Emma a fait sa première rentrée scolaire en tant que professeure des écoles titulaire en septembre 2025. « J’ai obtenu un master de biologie à l’université de La Rochelle. Puis, j’ai passé le concours externe de professeur des écoles, que j’ai décroché du premier coup. Enfin, j’ai suivi une période de stage d’un an en tant que professeur stagiaire au sein d’une école primaire publique, qui était située à côté de Saint-Jean d’Angély. Durant cette année, j’avais la responsabilité d’une classe deux jours par semaine et je suivais, en parallèle, une formation théorique à l’INSPÉ », raconte la jeune femme. En tant que professeure stagiaire à mi-temps devant des élèves, la jeune femme était déjà rémunérée : elle touchait alors environ 1 750 euros nets par mois.

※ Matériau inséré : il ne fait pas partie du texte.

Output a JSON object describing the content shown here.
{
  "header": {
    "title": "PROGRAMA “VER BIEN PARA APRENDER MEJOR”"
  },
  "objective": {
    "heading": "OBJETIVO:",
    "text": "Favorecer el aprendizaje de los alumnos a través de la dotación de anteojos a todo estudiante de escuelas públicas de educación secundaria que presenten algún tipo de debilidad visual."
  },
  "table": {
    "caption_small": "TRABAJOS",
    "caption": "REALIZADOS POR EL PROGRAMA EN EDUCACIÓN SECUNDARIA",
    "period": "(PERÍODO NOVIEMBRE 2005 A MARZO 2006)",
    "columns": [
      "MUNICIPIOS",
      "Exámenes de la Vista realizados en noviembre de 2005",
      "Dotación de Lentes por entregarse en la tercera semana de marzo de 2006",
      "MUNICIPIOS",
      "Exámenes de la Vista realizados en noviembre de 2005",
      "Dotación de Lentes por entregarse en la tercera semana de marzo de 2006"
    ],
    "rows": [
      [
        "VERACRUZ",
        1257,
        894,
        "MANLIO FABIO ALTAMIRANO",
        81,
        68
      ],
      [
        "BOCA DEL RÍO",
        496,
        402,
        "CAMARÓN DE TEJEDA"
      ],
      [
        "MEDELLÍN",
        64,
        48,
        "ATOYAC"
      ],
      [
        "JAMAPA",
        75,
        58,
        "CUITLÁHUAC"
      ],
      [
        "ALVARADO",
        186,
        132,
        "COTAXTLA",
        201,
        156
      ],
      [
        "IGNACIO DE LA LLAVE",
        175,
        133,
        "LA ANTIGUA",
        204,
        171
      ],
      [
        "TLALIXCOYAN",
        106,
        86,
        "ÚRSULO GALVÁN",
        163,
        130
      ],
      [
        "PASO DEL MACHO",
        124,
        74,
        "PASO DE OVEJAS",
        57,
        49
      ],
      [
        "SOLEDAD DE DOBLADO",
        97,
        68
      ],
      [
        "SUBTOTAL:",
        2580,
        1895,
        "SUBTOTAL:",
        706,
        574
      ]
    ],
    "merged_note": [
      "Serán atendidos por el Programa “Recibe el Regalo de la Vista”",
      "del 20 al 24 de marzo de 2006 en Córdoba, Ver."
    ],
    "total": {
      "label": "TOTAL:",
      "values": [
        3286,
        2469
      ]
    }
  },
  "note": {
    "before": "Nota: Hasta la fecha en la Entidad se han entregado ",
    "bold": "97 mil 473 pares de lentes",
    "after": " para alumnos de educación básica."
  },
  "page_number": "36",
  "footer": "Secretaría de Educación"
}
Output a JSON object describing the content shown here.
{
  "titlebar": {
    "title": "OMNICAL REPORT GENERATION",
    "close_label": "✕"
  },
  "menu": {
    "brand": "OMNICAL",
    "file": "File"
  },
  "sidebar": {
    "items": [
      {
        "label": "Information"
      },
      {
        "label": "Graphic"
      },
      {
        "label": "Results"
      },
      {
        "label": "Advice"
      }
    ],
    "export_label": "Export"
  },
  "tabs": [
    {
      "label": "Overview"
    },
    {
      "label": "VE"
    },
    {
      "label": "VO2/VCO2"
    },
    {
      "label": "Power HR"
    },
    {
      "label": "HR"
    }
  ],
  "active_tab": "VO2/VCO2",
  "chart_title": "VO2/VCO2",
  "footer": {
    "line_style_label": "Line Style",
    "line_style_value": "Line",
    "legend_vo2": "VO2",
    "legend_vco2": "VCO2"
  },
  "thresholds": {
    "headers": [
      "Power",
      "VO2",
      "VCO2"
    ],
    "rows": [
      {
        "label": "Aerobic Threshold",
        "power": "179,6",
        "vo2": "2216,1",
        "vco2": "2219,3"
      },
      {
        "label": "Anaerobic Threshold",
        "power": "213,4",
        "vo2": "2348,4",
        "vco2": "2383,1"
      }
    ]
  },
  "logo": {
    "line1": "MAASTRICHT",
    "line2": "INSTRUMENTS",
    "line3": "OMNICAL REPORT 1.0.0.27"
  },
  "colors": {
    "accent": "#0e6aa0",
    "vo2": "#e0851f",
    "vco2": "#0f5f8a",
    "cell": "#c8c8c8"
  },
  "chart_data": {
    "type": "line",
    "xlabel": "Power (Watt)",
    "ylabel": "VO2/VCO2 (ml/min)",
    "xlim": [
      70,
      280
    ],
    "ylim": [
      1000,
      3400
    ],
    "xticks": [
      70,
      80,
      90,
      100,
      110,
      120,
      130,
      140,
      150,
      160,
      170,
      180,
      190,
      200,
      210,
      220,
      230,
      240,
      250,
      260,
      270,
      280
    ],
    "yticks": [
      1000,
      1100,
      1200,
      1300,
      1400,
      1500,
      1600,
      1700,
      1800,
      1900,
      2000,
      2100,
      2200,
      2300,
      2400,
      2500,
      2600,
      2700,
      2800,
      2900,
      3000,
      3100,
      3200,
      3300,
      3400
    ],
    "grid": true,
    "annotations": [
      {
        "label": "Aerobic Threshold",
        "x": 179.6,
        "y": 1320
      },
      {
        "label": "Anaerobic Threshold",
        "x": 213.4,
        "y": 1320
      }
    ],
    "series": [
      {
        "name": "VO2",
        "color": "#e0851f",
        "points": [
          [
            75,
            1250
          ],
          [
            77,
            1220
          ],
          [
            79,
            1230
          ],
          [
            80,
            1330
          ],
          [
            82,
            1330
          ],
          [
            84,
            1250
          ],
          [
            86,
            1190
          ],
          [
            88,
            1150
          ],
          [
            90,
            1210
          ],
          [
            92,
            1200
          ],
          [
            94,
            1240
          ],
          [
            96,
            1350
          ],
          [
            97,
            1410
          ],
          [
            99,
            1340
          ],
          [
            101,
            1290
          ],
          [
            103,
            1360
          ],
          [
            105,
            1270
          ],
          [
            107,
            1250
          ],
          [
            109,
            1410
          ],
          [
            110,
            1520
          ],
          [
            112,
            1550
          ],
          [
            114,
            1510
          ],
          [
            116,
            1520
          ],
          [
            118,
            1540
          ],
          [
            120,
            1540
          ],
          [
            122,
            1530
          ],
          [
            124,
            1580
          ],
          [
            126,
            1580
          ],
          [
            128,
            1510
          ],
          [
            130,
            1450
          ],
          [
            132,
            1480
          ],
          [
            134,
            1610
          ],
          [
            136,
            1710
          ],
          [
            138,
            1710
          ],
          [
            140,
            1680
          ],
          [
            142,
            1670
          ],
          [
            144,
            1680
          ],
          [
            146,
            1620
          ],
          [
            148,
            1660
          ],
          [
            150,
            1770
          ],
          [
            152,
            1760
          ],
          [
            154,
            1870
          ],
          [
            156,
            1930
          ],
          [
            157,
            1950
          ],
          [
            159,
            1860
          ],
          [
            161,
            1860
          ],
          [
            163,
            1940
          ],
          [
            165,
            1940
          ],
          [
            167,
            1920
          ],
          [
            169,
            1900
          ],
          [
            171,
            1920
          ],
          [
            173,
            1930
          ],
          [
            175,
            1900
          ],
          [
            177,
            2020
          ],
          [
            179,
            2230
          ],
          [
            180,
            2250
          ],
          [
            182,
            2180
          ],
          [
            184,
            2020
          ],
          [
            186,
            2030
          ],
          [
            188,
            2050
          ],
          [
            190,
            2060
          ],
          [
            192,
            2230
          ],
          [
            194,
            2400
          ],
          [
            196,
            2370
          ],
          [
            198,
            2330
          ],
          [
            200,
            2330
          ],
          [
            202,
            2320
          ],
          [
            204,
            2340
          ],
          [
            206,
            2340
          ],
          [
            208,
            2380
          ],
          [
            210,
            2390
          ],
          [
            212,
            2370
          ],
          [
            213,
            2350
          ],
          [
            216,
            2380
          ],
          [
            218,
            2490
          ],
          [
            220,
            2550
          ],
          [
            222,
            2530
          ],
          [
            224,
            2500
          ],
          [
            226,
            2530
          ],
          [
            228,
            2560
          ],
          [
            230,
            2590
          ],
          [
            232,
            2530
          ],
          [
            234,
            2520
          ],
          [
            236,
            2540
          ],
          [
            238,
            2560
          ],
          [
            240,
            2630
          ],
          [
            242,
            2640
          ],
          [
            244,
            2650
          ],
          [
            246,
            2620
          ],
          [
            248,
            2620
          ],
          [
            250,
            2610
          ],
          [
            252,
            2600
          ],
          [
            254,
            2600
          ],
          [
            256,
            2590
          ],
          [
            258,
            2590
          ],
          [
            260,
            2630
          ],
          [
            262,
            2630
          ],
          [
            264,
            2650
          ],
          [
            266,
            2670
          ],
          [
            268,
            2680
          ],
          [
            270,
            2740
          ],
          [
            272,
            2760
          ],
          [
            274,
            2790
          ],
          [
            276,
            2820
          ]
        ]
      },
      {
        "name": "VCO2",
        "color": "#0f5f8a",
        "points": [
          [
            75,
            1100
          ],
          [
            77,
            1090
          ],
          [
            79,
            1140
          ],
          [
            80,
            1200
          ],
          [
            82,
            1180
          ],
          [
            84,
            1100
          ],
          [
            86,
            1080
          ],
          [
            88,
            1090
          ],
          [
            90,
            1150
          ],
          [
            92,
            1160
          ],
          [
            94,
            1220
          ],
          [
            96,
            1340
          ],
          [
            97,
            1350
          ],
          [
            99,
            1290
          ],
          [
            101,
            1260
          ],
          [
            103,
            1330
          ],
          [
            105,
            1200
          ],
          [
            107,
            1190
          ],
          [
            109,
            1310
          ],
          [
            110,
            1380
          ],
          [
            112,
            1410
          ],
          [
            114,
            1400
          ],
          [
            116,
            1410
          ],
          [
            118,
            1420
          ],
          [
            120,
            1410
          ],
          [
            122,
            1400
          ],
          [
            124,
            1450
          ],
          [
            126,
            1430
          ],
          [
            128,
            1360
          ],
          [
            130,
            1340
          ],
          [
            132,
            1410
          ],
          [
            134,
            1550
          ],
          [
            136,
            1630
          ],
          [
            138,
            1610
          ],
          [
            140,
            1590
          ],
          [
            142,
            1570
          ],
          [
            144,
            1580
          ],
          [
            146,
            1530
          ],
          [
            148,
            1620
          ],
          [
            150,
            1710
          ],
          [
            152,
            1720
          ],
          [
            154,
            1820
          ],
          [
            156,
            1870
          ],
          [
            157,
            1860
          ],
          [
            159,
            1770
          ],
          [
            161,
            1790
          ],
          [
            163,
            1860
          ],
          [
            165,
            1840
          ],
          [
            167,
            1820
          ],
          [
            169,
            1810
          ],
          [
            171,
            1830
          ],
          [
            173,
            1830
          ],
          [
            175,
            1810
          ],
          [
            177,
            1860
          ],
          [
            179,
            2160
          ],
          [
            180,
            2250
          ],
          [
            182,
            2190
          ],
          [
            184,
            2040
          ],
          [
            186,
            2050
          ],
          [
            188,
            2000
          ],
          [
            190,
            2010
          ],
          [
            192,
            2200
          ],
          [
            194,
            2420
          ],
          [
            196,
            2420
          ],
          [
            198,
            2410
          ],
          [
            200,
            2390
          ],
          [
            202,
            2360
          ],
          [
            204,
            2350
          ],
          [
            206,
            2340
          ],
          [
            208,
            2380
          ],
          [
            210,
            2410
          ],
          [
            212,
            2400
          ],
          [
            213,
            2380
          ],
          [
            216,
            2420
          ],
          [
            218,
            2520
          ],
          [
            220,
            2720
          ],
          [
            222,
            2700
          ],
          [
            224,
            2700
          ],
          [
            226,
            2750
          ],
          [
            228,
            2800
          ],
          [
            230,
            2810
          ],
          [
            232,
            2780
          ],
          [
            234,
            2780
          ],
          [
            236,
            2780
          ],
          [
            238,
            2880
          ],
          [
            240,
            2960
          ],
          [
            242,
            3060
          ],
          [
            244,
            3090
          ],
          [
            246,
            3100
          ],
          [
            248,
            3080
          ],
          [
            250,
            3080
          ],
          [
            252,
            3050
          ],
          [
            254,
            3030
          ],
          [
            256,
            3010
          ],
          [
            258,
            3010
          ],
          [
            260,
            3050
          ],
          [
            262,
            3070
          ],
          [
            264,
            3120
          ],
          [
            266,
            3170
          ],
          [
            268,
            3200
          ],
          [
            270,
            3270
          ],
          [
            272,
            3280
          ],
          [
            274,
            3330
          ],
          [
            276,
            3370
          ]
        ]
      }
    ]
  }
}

En septembre 2025, après avoir obtenu sa titularisation, Emma a officiellement débuté sa carrière en tant qu’enseignante.
« J’ai été affectée dans une petite école primaire de Charente-Maritime, sans passer par la case des remplacements. Cette école accueille 110 élèves et toutes les classes sont des classes à double niveau. Je m’occupe de la classe CP-CE1, qui dénombre 21 élèves. Ce sont donc de bonnes conditions de travail pour débuter, même si une classe à double niveau n’est jamais évidente à gérer. »
La jeune femme travaille donc quatre jours par semaine, de 8 h 30 à 16 h 30. « J’estime à deux ou trois heures par jour le temps nécessaire pour préparer la classe, corriger les travaux des élèves, faire des recherches, participer aux réunions, rencontrer les parents… C’est un temps de travail que la plupart des gens occultent mais qui est pourtant lourd pour les enseignants », indique-t-elle. Pendant les vacances scolaires, Emma a constaté qu’elle ne déconnecte pas vraiment.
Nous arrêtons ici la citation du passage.